Working on a similar project for Glacier National Park, Stephanie Panlasigui states, “The completed projects are vibrant, beautiful, and tangible. You can pick up one year and lay it next to another year to compare.”
The Tempestry Project is an ongoing, collaborative, fiber arts project that presents climate data in a visual form through knitted or crocheted artwork. In the few years since the first Tempestry was knitted, panels have been created by fiber artists in nearly every US state and more than 20 other countries. Multiple works are displayed together to show change over time. The yarn colors are standardized for each 5-degree temperature range. US temperature data, collected from the National Oceanic and Atmospheric Administration (NOAA) weather stations, is available on the web.
The project began in 2017 in Anacortes, Washington, US, and has since spread throughout the country and around the world. Prior to coming to SJIMA, the project was on display in La Connor, WA last May.
The name “tempestry” is a blended word from temperature and tapestry and describes the finished project.
According to Justin Connelly who helped create the first Tempestry project, “The science articles talk about what’s happening at the poles.
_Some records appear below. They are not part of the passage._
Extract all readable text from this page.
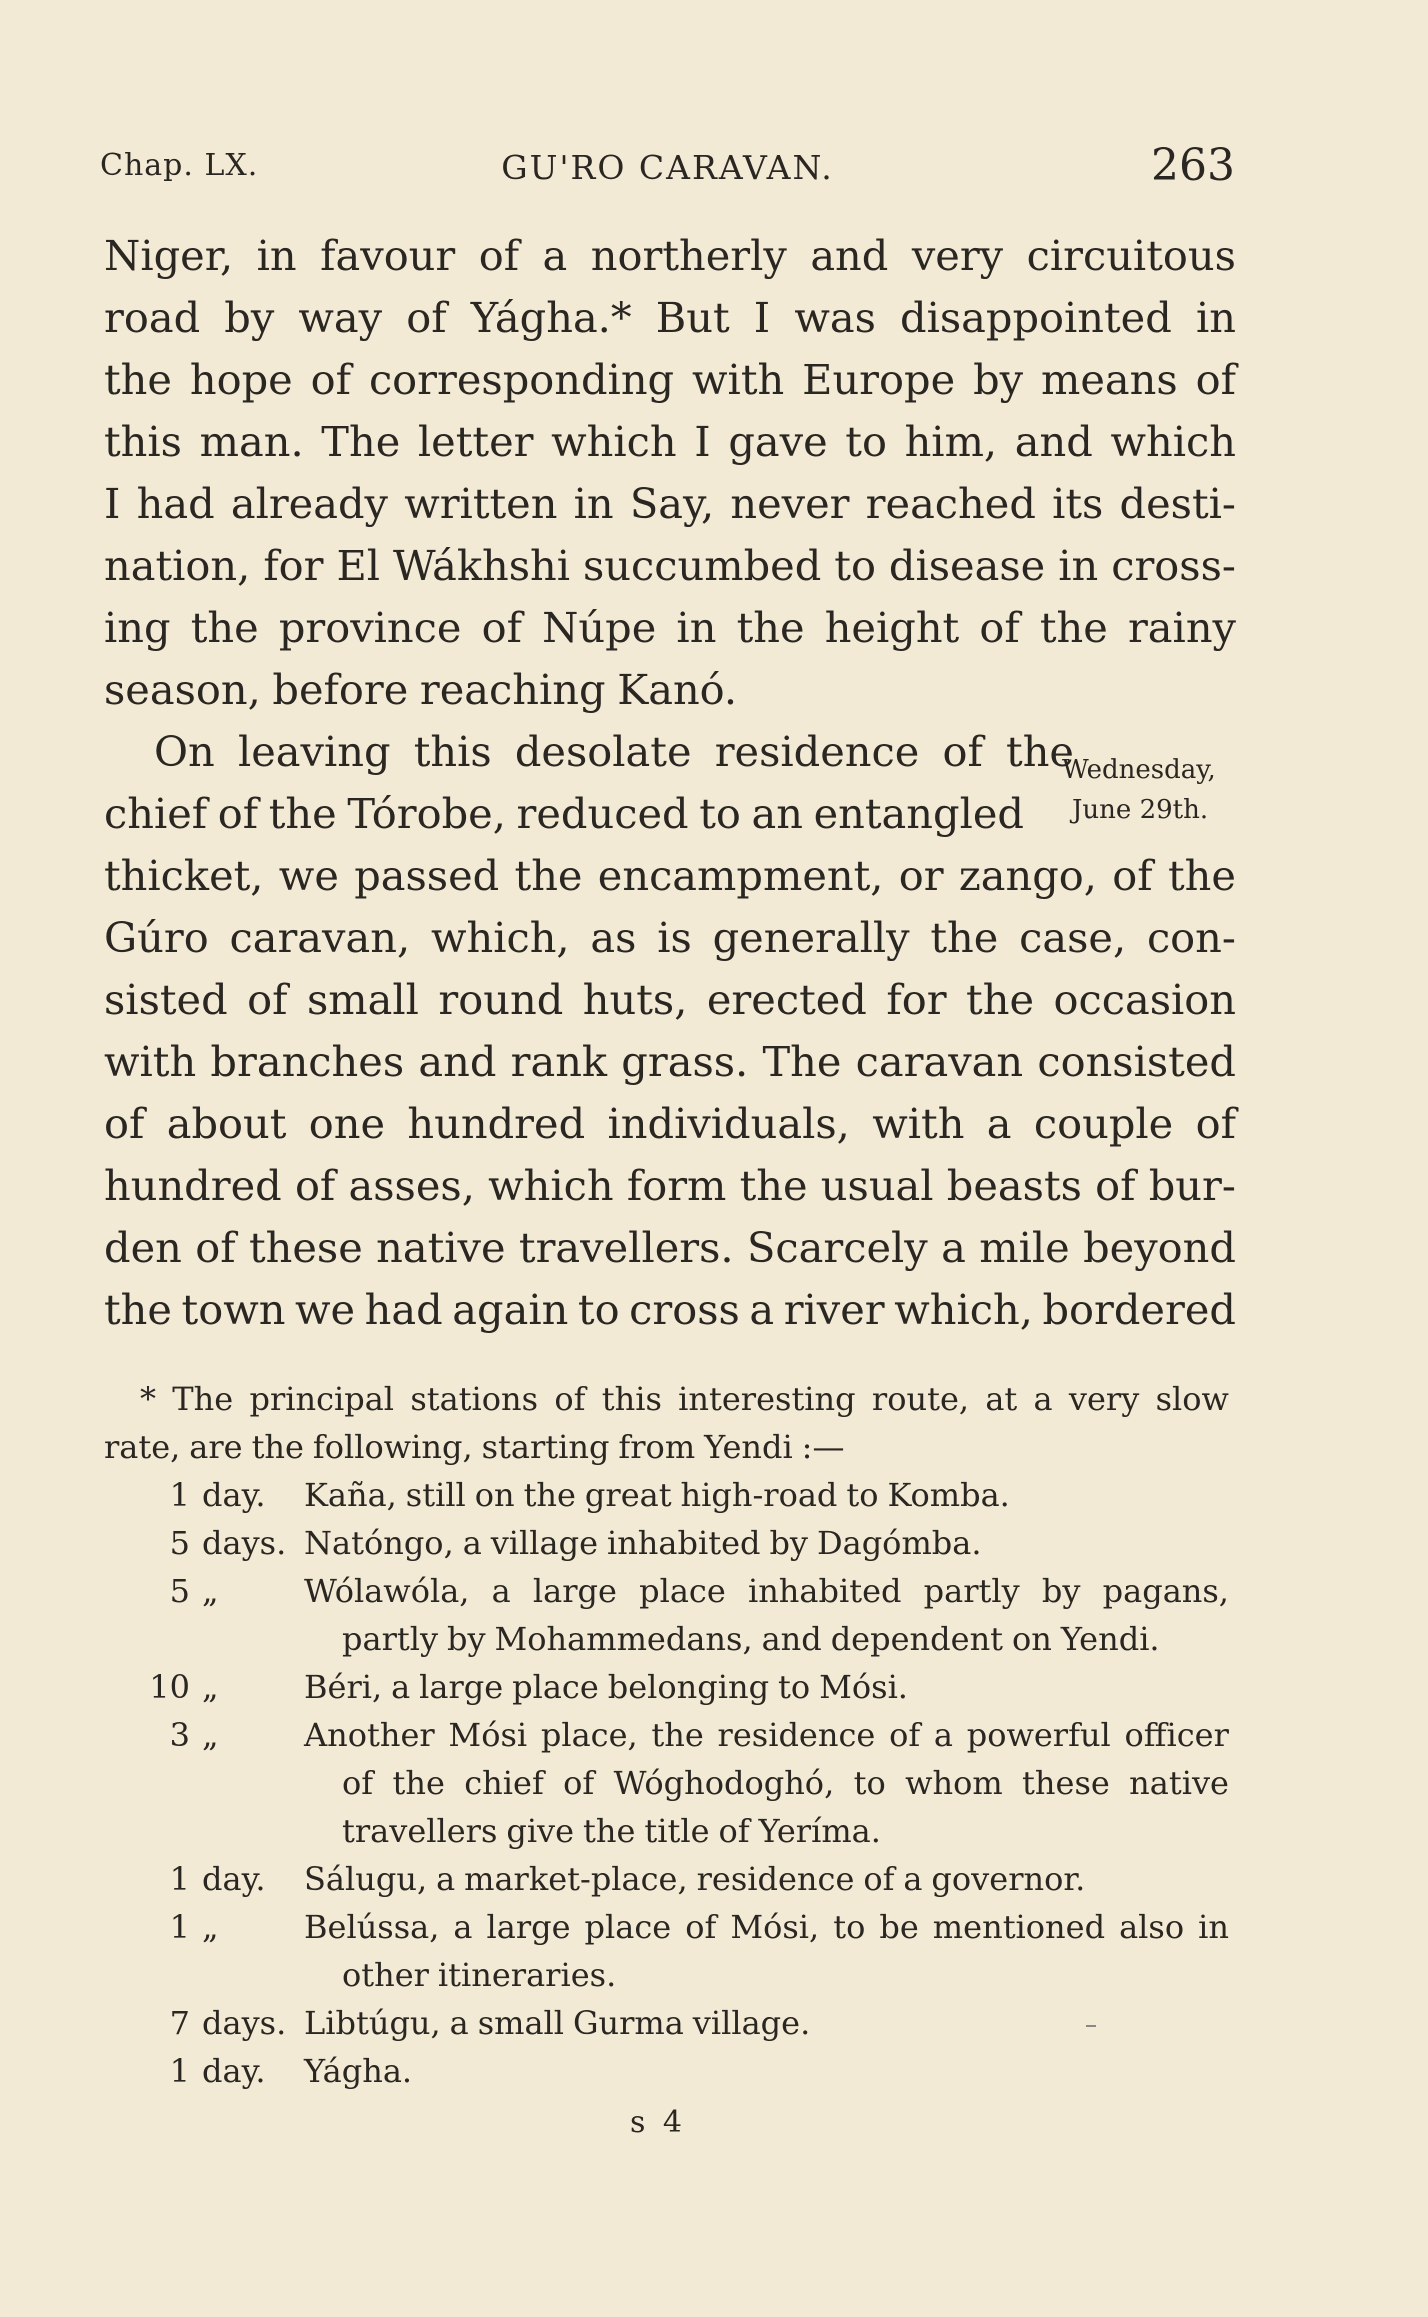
Chap. LX.	GU'RO CARAVAN.	263
Niger, in favour of a northerly and very circuitous
road by way of Yágha.* But I was disappointed in
the hope of corresponding with Europe by means of
this man. The letter which I gave to him, and which
I had already written in Say, never reached its desti-
nation, for El Wákhshi succumbed to disease in cross-
ing the province of Núpe in the height of the rainy
season, before reaching Kanó.
On leaving this desolate residence of the
chief of the Tórobe, reduced to an entangled
thicket, we passed the encampment, or zango, of the
Gúro caravan, which, as is generally the case, con-
sisted of small round huts, erected for the occasion
with branches and rank grass. The caravan consisted
of about one hundred individuals, with a couple of
hundred of asses, which form the usual beasts of bur-
den of these native travellers. Scarcely a mile beyond
the town we had again to cross a river which, bordered
Wednesday,
June 29th.
* The principal stations of this interesting route, at a very slow
rate, are the following, starting from Yendi :—
1 day.	Kaña, still on the great high-road to Komba.
5 days. Natóngo, a village inhabited by Dagómba.
5 „	Wólawóla, a large place inhabited partly by pagans,
partly by Mohammedans, and dependent on Yendi.
10 „	Béri, a large place belonging to Mósi.
3 „	Another Mósi place, the residence of a powerful officer
of the chief of Wóghodoghó, to whom these native
travellers give the title of Yeríma.
1 day.	Sálugu, a market-place, residence of a governor.
1 „	Belússa, a large place of Mósi, to be mentioned also in
other itineraries.
7 days. Libtúgu, a small Gurma village.
1 day.	Yágha.
s 4
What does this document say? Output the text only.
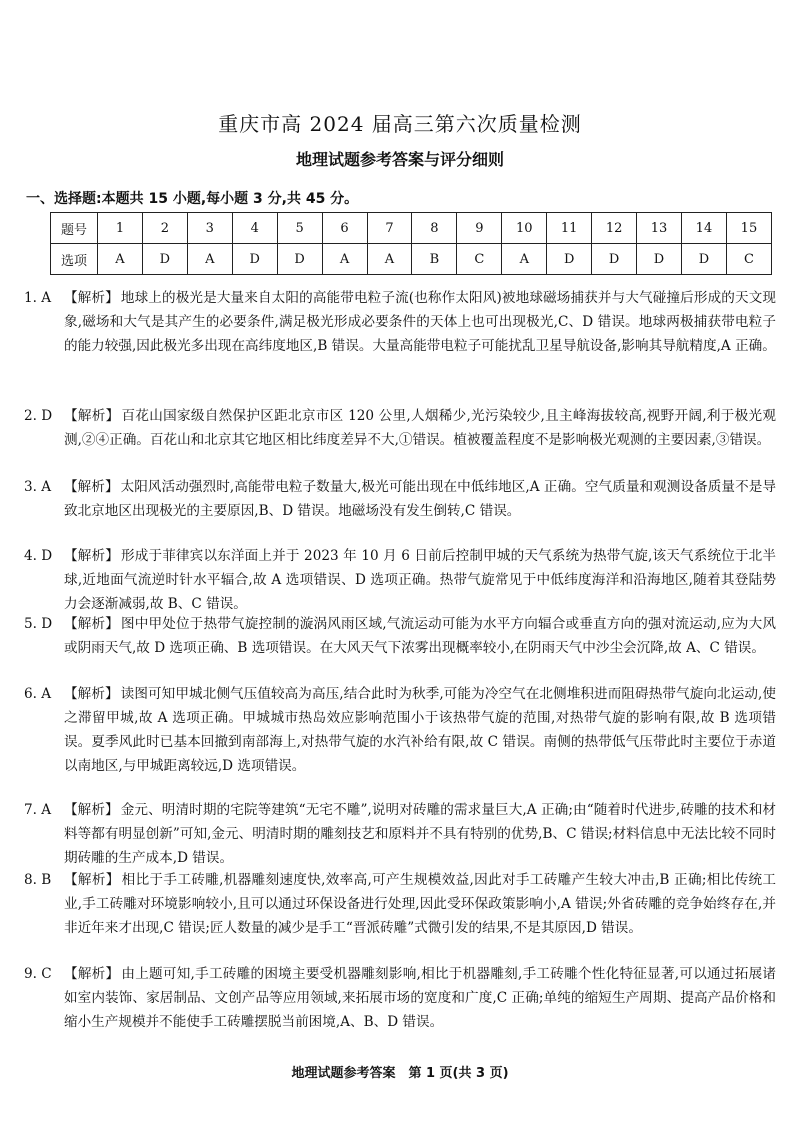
重庆市高 2024 届高三第六次质量检测
地理试题参考答案与评分细则
一、选择题:本题共 15 小题,每小题 3 分,共 45 分。
题号	1	2	3	4	5	6	7	8	9	10	11	12	13	14	15
选项	A	D	A	D	D	A	A	B	C	A	D	D	D	D	C
1. A 【解析】 地球上的极光是大量来自太阳的高能带电粒子流(也称作太阳风)被地球磁场捕获并与大气碰撞后形成的天文现象,磁场和大气是其产生的必要条件,满足极光形成必要条件的天体上也可出现极光,C、D 错误。地球两极捕获带电粒子的能力较强,因此极光多出现在高纬度地区,B 错误。大量高能带电粒子可能扰乱卫星导航设备,影响其导航精度,A 正确。
2. D 【解析】 百花山国家级自然保护区距北京市区 120 公里,人烟稀少,光污染较少,且主峰海拔较高,视野开阔,利于极光观测,②④正确。百花山和北京其它地区相比纬度差异不大,①错误。植被覆盖程度不是影响极光观测的主要因素,③错误。
3. A 【解析】 太阳风活动强烈时,高能带电粒子数量大,极光可能出现在中低纬地区,A 正确。空气质量和观测设备质量不是导致北京地区出现极光的主要原因,B、D 错误。地磁场没有发生倒转,C 错误。
4. D 【解析】 形成于菲律宾以东洋面上并于 2023 年 10 月 6 日前后控制甲城的天气系统为热带气旋,该天气系统位于北半球,近地面气流逆时针水平辐合,故 A 选项错误、D 选项正确。热带气旋常见于中低纬度海洋和沿海地区,随着其登陆势力会逐渐减弱,故 B、C 错误。
5. D 【解析】 图中甲处位于热带气旋控制的漩涡风雨区域,气流运动可能为水平方向辐合或垂直方向的强对流运动,应为大风或阴雨天气,故 D 选项正确、B 选项错误。在大风天气下浓雾出现概率较小,在阴雨天气中沙尘会沉降,故 A、C 错误。
6. A 【解析】 读图可知甲城北侧气压值较高为高压,结合此时为秋季,可能为冷空气在北侧堆积进而阻碍热带气旋向北运动,使之滞留甲城,故 A 选项正确。甲城城市热岛效应影响范围小于该热带气旋的范围,对热带气旋的影响有限,故 B 选项错误。夏季风此时已基本回撤到南部海上,对热带气旋的水汽补给有限,故 C 错误。南侧的热带低气压带此时主要位于赤道以南地区,与甲城距离较远,D 选项错误。
7. A 【解析】 金元、明清时期的宅院等建筑“无宅不雕”,说明对砖雕的需求量巨大,A 正确;由“随着时代进步,砖雕的技术和材料等都有明显创新”可知,金元、明清时期的雕刻技艺和原料并不具有特别的优势,B、C 错误;材料信息中无法比较不同时期砖雕的生产成本,D 错误。
8. B 【解析】 相比于手工砖雕,机器雕刻速度快,效率高,可产生规模效益,因此对手工砖雕产生较大冲击,B 正确;相比传统工业,手工砖雕对环境影响较小,且可以通过环保设备进行处理,因此受环保政策影响小,A 错误;外省砖雕的竞争始终存在,并非近年来才出现,C 错误;匠人数量的减少是手工“晋派砖雕”式微引发的结果,不是其原因,D 错误。
9. C 【解析】 由上题可知,手工砖雕的困境主要受机器雕刻影响,相比于机器雕刻,手工砖雕个性化特征显著,可以通过拓展诸如室内装饰、家居制品、文创产品等应用领域,来拓展市场的宽度和广度,C 正确;单纯的缩短生产周期、提高产品价格和缩小生产规模并不能使手工砖雕摆脱当前困境,A、B、D 错误。
地理试题参考答案　第 1 页(共 3 页)
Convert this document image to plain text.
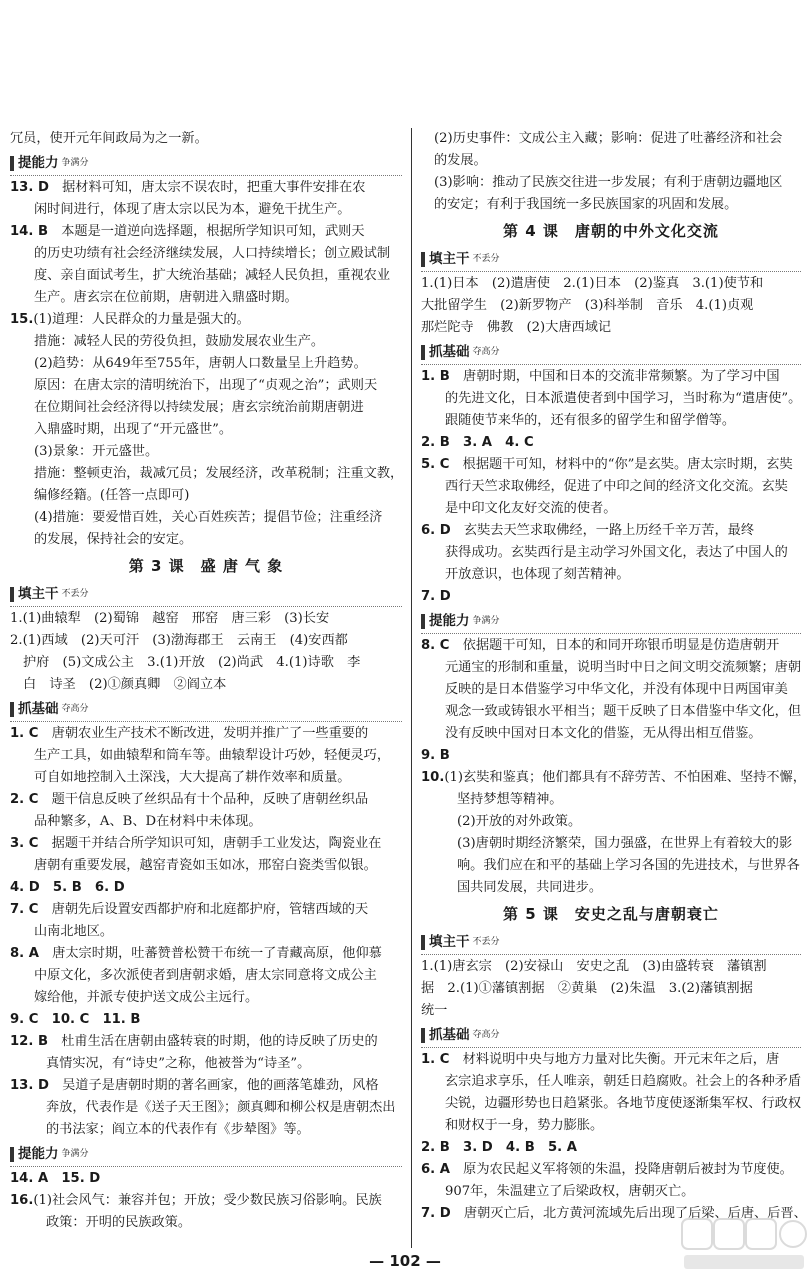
冗员，使开元年间政局为之一新。
提能力 争满分
13. D　 据材料可知，唐太宗不误农时，把重大事件安排在农
闲时间进行，体现了唐太宗以民为本，避免干扰生产。
14. B　 本题是一道逆向选择题，根据所学知识可知，武则天
的历史功绩有社会经济继续发展，人口持续增长；创立殿试制
度、亲自面试考生，扩大统治基础；减轻人民负担，重视农业
生产。唐玄宗在位前期，唐朝进入鼎盛时期。
15.(1)道理：人民群众的力量是强大的。
措施：减轻人民的劳役负担，鼓励发展农业生产。
(2)趋势：从649年至755年，唐朝人口数量呈上升趋势。
原因：在唐太宗的清明统治下，出现了“贞观之治”；武则天
在位期间社会经济得以持续发展；唐玄宗统治前期唐朝进
入鼎盛时期，出现了“开元盛世”。
(3)景象：开元盛世。
措施：整顿吏治，裁减冗员；发展经济，改革税制；注重文教，
编修经籍。(任答一点即可)
(4)措施：要爱惜百姓，关心百姓疾苦；提倡节俭；注重经济
的发展，保持社会的安定。
第 3 课　盛 唐 气 象
填主干 不丢分
1.(1)曲辕犁　(2)蜀锦　越窑　邢窑　唐三彩　(3)长安
2.(1)西域　(2)天可汗　(3)渤海郡王　云南王　(4)安西都
护府　(5)文成公主　3.(1)开放　(2)尚武　4.(1)诗歌　李
白　诗圣　(2)①颜真卿　②阎立本
抓基础 夺高分
1. C　 唐朝农业生产技术不断改进，发明并推广了一些重要的
生产工具，如曲辕犁和筒车等。曲辕犁设计巧妙，轻便灵巧，
可自如地控制入土深浅，大大提高了耕作效率和质量。
2. C　 题干信息反映了丝织品有十个品种，反映了唐朝丝织品
品种繁多，A、B、D在材料中未体现。
3. C　 据题干并结合所学知识可知，唐朝手工业发达，陶瓷业在
唐朝有重要发展，越窑青瓷如玉如冰，邢窑白瓷类雪似银。
4. D　5. B　6. D
7. C　 唐朝先后设置安西都护府和北庭都护府，管辖西域的天
山南北地区。
8. A　 唐太宗时期，吐蕃赞普松赞干布统一了青藏高原，他仰慕
中原文化，多次派使者到唐朝求婚，唐太宗同意将文成公主
嫁给他，并派专使护送文成公主远行。
9. C　10. C　11. B
12. B　 杜甫生活在唐朝由盛转衰的时期，他的诗反映了历史的
真情实况，有“诗史”之称，他被誉为“诗圣”。
13. D　 吴道子是唐朝时期的著名画家，他的画落笔雄劲，风格
奔放，代表作是《送子天王图》；颜真卿和柳公权是唐朝杰出
的书法家；阎立本的代表作有《步辇图》等。
提能力 争满分
14. A　15. D
16.(1)社会风气：兼容并包；开放；受少数民族习俗影响。民族
政策：开明的民族政策。
(2)历史事件：文成公主入藏；影响：促进了吐蕃经济和社会
的发展。
(3)影响：推动了民族交往进一步发展；有利于唐朝边疆地区
的安定；有利于我国统一多民族国家的巩固和发展。
第 4 课　唐朝的中外文化交流
填主干 不丢分
1.(1)日本　(2)遣唐使　2.(1)日本　(2)鉴真　3.(1)使节和
大批留学生　(2)新罗物产　(3)科举制　音乐　4.(1)贞观
那烂陀寺　佛教　(2)大唐西域记
抓基础 夺高分
1. B　 唐朝时期，中国和日本的交流非常频繁。为了学习中国
的先进文化，日本派遣使者到中国学习，当时称为“遣唐使”。
跟随使节来华的，还有很多的留学生和留学僧等。
2. B　3. A　4. C
5. C　 根据题干可知，材料中的“你”是玄奘。唐太宗时期，玄奘
西行天竺求取佛经，促进了中印之间的经济文化交流。玄奘
是中印文化友好交流的使者。
6. D　 玄奘去天竺求取佛经，一路上历经千辛万苦，最终
获得成功。玄奘西行是主动学习外国文化，表达了中国人的
开放意识，也体现了刻苦精神。
7. D
提能力 争满分
8. C　 依据题干可知，日本的和同开珎银币明显是仿造唐朝开
元通宝的形制和重量，说明当时中日之间文明交流频繁；唐朝
反映的是日本借鉴学习中华文化，并没有体现中日两国审美
观念一致或铸银水平相当；题干反映了日本借鉴中华文化，但
没有反映中国对日本文化的借鉴，无从得出相互借鉴。
9. B
10.(1)玄奘和鉴真；他们都具有不辞劳苦、不怕困难、坚持不懈，
坚持梦想等精神。
(2)开放的对外政策。
(3)唐朝时期经济繁荣，国力强盛，在世界上有着较大的影
响。我们应在和平的基础上学习各国的先进技术，与世界各
国共同发展，共同进步。
第 5 课　安史之乱与唐朝衰亡
填主干 不丢分
1.(1)唐玄宗　(2)安禄山　安史之乱　(3)由盛转衰　藩镇割
据　2.(1)①藩镇割据　②黄巢　(2)朱温　3.(2)藩镇割据
统一
抓基础 夺高分
1. C　 材料说明中央与地方力量对比失衡。开元末年之后，唐
玄宗追求享乐，任人唯亲，朝廷日趋腐败。社会上的各种矛盾
尖锐，边疆形势也日趋紧张。各地节度使逐渐集军权、行政权
和财权于一身，势力膨胀。
2. B　3. D　4. B　5. A
6. A　 原为农民起义军将领的朱温，投降唐朝后被封为节度使。
907年，朱温建立了后梁政权，唐朝灭亡。
7. D　 唐朝灭亡后，北方黄河流域先后出现了后梁、后唐、后晋、
— 102 —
For many people, that’s not their experience and so they don’t relate to it in a powerful way…but even here [outside Seattle], in a temperate place, you can see stark change over the last 40 years or so. It puts it in their backyard.”
Taking the idea further, Erika Zambello came up with the idea of a National Park Project. She hopes to get two textile sets made for every National Park Site: one for the year the park was founded and one for 2016, the 100th anniversary of the National Park Service.
As the textile artists work, they exchange questions, memories and hopes, and projects just finished. Stephanie said, “By the end of this project, we will create over 200 tempestries that will represent over 73,000 days of data. Not only that, we are also creating a community that brings human connection to the climate change discussion, as we talk about how the 21st century will change places we love.”
SJIMA is open Friday-Mondays, 11-5. SJIMA members and those 18 and under are admitted free. Regular admission includes this Tempestry project as well as Cathryn Mallory’s Tide of Transition and the Annual Artists’ Registry show featuring the best work of 70+ area artists.